What's the solution to working around this? I have masters constantly trying to connect to each other but failing:
[2020-03-26T05:08:41,583][INFO ][o.e.c.c.JoinHelper ] [elasticsearch-es-master-1] failed to join {elasticsearch-es-master-1}{KG71sIO_TAOPHDCnwVdxRw}{8r3SI6OlRPKF3jfr5A81zw}{10.244.21.61}{10.244.21.61:9300}{box_type=hot} with JoinRequest{sourceNode={elasticsearch-es-master-1}{KG71sIO_TAOPHDCnwVdxRw}{8r3SI6OlRPKF3jfr5A81zw}{10.244.21.61}{10.244.21.61:9300}{box_type=hot}, optionalJoin=Optional[Join{term=94, lastAcceptedTerm=93, lastAcceptedVersion=5099765, sourceNode={elasticsearch-es-master-1}{KG71sIO_TAOPHDCnwVdxRw}{8r3SI6OlRPKF3jfr5A81zw}{10.244.21.61}{10.244.21.61:9300}{box_type=hot}, targetNode={elasticsearch-es-master-1}{KG71sIO_TAOPHDCnwVdxRw}{8r3SI6OlRPKF3jfr5A81zw}{10.244.21.61}{10.244.21.61:9300}{box_type=hot}}]}
org.elasticsearch.transport.RemoteTransportException: [elasticsearch-es-master-1][10.244.21.61:9300][internal:cluster/coordination/join]
Caused by: org.elasticsearch.cluster.coordination.FailedToCommitClusterStateException: node is no longer master for term 95 while handling publication
at org.elasticsearch.cluster.coordination.Coordinator.publish(Coordinator.java:1012) ~[elasticsearch-7.2.0.jar:7.2.0]
at org.elasticsearch.cluster.service.MasterService.publish(MasterService.java:252) [elasticsearch-7.2.0.jar:7.2.0]
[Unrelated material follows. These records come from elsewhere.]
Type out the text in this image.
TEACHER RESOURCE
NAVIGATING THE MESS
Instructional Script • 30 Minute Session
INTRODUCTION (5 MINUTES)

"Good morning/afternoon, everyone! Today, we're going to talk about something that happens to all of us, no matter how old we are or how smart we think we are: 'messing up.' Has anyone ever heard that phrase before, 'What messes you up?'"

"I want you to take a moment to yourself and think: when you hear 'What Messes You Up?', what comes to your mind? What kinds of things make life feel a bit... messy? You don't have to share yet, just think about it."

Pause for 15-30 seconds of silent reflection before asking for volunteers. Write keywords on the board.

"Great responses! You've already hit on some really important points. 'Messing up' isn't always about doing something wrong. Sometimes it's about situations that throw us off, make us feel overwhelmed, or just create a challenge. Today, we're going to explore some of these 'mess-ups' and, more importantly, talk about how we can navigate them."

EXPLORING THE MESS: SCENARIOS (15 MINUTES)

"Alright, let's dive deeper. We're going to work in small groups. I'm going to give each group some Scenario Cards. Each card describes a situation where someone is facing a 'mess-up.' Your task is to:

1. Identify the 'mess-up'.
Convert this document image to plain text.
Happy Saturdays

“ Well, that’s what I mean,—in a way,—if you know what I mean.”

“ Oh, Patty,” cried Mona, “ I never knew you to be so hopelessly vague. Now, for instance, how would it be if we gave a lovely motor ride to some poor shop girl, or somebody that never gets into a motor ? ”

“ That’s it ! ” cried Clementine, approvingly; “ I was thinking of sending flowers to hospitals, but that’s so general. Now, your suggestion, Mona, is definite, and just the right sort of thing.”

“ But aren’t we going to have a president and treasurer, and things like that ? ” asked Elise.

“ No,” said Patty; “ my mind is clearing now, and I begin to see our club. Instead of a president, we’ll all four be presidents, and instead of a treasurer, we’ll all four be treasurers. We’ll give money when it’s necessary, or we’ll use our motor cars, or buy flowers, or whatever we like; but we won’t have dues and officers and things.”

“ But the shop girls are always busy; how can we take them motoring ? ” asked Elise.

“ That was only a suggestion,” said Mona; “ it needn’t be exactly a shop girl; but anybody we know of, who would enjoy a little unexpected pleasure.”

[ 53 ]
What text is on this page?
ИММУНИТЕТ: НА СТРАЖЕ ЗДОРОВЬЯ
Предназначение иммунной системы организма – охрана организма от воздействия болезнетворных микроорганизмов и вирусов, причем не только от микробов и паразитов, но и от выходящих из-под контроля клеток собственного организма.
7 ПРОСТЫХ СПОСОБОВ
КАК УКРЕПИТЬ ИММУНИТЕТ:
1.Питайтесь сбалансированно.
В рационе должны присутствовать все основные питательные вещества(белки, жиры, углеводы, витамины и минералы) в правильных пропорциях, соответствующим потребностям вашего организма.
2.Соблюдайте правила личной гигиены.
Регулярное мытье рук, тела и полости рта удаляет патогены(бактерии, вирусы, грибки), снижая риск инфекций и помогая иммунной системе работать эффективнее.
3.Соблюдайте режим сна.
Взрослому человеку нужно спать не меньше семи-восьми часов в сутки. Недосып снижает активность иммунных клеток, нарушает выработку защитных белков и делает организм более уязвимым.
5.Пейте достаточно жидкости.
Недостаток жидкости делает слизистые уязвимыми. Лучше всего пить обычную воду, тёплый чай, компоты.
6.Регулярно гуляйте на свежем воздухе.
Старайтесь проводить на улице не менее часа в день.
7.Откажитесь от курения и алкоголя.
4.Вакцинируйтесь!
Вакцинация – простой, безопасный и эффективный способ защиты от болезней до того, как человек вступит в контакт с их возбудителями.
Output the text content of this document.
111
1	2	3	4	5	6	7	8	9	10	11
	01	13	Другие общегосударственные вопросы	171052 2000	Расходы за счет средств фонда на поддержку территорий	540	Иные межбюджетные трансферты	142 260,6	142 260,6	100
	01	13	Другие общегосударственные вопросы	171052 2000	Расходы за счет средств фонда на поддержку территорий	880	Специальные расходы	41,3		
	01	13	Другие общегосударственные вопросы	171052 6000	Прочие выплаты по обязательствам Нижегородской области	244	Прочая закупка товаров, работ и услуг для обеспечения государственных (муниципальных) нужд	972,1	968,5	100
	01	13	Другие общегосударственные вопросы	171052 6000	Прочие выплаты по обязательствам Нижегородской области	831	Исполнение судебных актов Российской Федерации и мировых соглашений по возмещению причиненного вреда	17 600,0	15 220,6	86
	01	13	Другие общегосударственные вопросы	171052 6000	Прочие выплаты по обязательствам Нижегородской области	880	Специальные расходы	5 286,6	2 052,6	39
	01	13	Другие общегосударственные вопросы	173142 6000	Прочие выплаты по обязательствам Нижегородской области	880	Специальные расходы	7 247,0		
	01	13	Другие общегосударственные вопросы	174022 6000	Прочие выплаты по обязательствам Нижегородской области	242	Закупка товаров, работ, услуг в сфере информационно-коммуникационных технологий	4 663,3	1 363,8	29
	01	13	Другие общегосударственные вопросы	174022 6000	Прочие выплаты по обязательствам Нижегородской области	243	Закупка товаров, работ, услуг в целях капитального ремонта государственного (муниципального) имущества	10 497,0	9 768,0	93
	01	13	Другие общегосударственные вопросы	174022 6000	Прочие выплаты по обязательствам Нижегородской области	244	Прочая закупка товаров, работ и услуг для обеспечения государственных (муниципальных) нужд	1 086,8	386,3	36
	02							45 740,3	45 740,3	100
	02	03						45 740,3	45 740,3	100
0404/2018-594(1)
at org.elasticsearch.cluster.service.MasterService.runTasks(MasterService.java:238) [elasticsearch-7.2.0.jar:7.2.0]
at org.elasticsearch.cluster.service.MasterService$Batcher.run(MasterService.java:142) [elasticsearch-7.2.0.jar:7.2.0]
at org.elasticsearch.cluster.service.TaskBatcher.runIfNotProcessed(TaskBatcher.java:150) [elasticsearch-7.2.0.jar:7.2.0]
at org.elasticsearch.cluster.service.TaskBatcher$BatchedTask.run(TaskBatcher.java:188) [elasticsearch-7.2.0.jar:7.2.0]
It seems they can't establish quorum and appear to be all over the place right now.